“Bless the child,” ejaculated Aunt Affy; “I never talked in my life.”
“No, you never do; you only breathe out your spirit and your experiences; they find words for themselves; I truly believe you have nothing to do with the words; they come.”
Aunt Affy laughed; she thought so herself.
“Did you ever want to do anything different from your life? Were you always as satisfied as you are now?” asked Marion, taking Aunt Affy’s hard-working hand into her own pretty fingers.
Then Aunt Affy laughed again. What a tumult her far-away girlhood had been. Did girls now-a-days think so much and have such confusing thoughts and times?
“I had a longing to do a certain kind of work—very practical; and the only relief was praying to be satisfied with the having and doing it. That was a very holy state of mind, you think. I used to think so, too. Would it have been a holy state of mind if I had run next door to see my bosom friend and talked to her continually about it? My praying was simply to unburden myself. I had no bosom friend to talk to; if I had I might have told her about it instead of praying about it. And being devout I talked to God about it, instead of falling into reverie as one less devout would have done. I am not confident all my praying was prayer,” she answered, shaking her head with its two long white curls.

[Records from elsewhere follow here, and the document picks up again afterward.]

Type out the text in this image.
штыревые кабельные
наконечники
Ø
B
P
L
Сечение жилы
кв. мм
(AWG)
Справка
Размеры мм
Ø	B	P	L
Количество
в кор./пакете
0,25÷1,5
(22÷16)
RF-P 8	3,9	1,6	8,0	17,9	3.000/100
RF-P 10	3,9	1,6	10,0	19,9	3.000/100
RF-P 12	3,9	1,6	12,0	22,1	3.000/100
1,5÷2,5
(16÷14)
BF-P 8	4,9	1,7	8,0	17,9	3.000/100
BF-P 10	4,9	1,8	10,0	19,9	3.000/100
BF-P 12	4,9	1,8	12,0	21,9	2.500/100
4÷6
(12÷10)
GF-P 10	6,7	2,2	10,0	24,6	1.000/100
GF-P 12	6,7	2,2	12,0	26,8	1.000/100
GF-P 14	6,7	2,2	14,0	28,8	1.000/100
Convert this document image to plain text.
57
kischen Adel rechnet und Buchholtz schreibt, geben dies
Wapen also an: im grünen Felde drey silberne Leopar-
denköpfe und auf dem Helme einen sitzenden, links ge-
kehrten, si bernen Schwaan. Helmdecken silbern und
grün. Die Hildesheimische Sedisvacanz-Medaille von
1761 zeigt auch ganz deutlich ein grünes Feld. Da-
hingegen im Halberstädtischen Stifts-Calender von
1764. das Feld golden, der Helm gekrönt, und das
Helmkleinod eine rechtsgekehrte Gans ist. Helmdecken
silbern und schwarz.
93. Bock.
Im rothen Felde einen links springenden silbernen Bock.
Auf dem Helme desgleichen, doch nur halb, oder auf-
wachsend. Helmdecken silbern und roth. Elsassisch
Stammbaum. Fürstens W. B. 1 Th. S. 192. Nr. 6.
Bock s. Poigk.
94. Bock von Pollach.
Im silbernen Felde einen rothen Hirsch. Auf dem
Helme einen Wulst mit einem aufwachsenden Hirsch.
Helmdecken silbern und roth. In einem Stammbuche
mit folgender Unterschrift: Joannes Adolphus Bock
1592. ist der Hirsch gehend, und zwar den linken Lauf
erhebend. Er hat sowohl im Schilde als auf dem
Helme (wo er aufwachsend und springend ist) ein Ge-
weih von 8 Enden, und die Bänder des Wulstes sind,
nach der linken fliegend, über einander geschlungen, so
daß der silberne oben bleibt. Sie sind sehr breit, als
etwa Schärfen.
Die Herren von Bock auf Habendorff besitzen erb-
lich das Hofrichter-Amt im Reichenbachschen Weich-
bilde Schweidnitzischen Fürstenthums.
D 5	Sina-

“Yes,” said Marion, who had felt this dimly about her own praying.
“But it held this inestimable blessing—it moved me to study about prayer, as no other experience would have done. And then, as the years went on, the comfort of what I found to believe was so satisfying that I forgot, for the while, the certain thing I was longing for. And then as it was not granted, I began to think the longing had been kept alive and craving that I might be kept alive and craving about prayer. God’s way of answering is as well worth studying as our way of asking.”
“I should think it might be worth more,” said Marion.
“I am glad to hear you say that. Some too introspective people regard more their way of asking—and in that way wander about in the dark while his way of answering is light about them.”